From a review of Flannery: A Life of Flanner O’Connor by Brad Gooch and Collected Works by Flannery O’Connor by Wendy Lesser at bookforum:

Even then, it was obvious she was a genius,” said Miss Katherine Scott, Flannery O’Connor’s freshman-composition teacher, speaking to a reporter many years later about her most famous student—“warped, but a genius all the same.” The teacher no doubt focused on the warped part when the seventeen-year-old Catholic girl with the spectacles and the searing wit took her writing class at Milledgeville’s Georgia State College for Women in the summer of 1942; and it was the warped part she noticed some ten years later, when she read O’Connor’s first book, Wise Blood, and flung it across the room. “I thought to myself that character who dies in the last chapter could have done the world a great favor by dying in the first chapter instead,” she told the same reporter.

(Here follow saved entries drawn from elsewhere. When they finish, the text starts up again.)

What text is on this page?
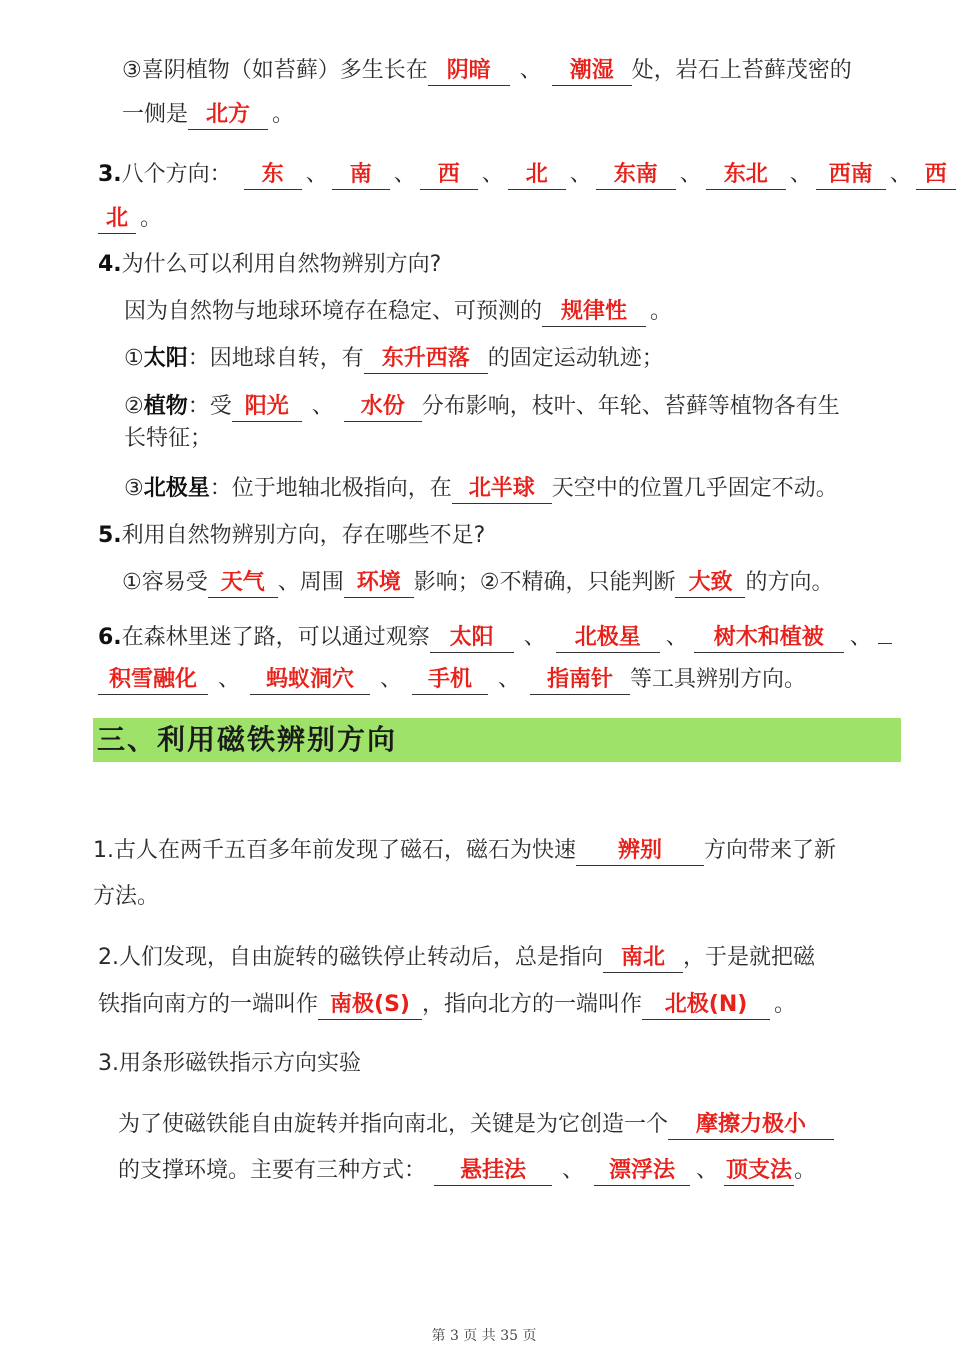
③喜阴植物（如苔藓）多生长在 阴暗 、 潮湿 处，岩石上苔藓茂密的
一侧是 北方 。
3.八个方向： 东 、 南 、 西 、 北 、 东南 、 东北 、 西南 、 西
北 。
4.为什么可以利用自然物辨别方向?
因为自然物与地球环境存在稳定、可预测的 规律性 。
①太阳：因地球自转，有 东升西落 的固定运动轨迹；
②植物：受 阳光 、 水份 分布影响，枝叶、年轮、苔藓等植物各有生
长特征；
③北极星：位于地轴北极指向，在 北半球 天空中的位置几乎固定不动。
5.利用自然物辨别方向，存在哪些不足?
①容易受 天气 、周围 环境 影响；②不精确，只能判断 大致 的方向。
6.在森林里迷了路，可以通过观察 太阳 、 北极星 、 树木和植被 、
积雪融化 、 蚂蚁洞穴 、 手机 、 指南针 等工具辨别方向。
三、利用磁铁辨别方向
1.古人在两千五百多年前发现了磁石，磁石为快速 辨别 方向带来了新
方法。
2.人们发现，自由旋转的磁铁停止转动后，总是指向 南北 ，于是就把磁
铁指向南方的一端叫作 南极(S) ，指向北方的一端叫作 北极(N) 。
3.用条形磁铁指示方向实验
为了使磁铁能自由旋转并指向南北，关键是为它创造一个 摩擦力极小
的支撑环境。主要有三种方式： 悬挂法 、 漂浮法 、 顶支法。
第 3 页 共 35 页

This was the sort of understanding and encouragement that surrounded Mary Flannery O’Connor from her earliest years in Savannah to her death at the age of thirty-nine in the Milledgeville area. But we should not be entirely sorry about that. Familial and social disapproval evidently spurred this writer on, enabling her to form a pearl around each painful speck of grit. That O’Connor’s pearls are among the most luminous and valuable we have in all of American literature does not detract in any way from their strangeness and hardness. Indeed, their value lies precisely in that hardness, that strangeness. However many times you read “A Good Man Is Hard to Find,” “The Life You Save May Be Your Own,” “The Artificial Nigger,” and “Good Country People,” you will not be able to figure out the source of their enormous power; in fact, they will become increasingly mysterious to you as the years go by.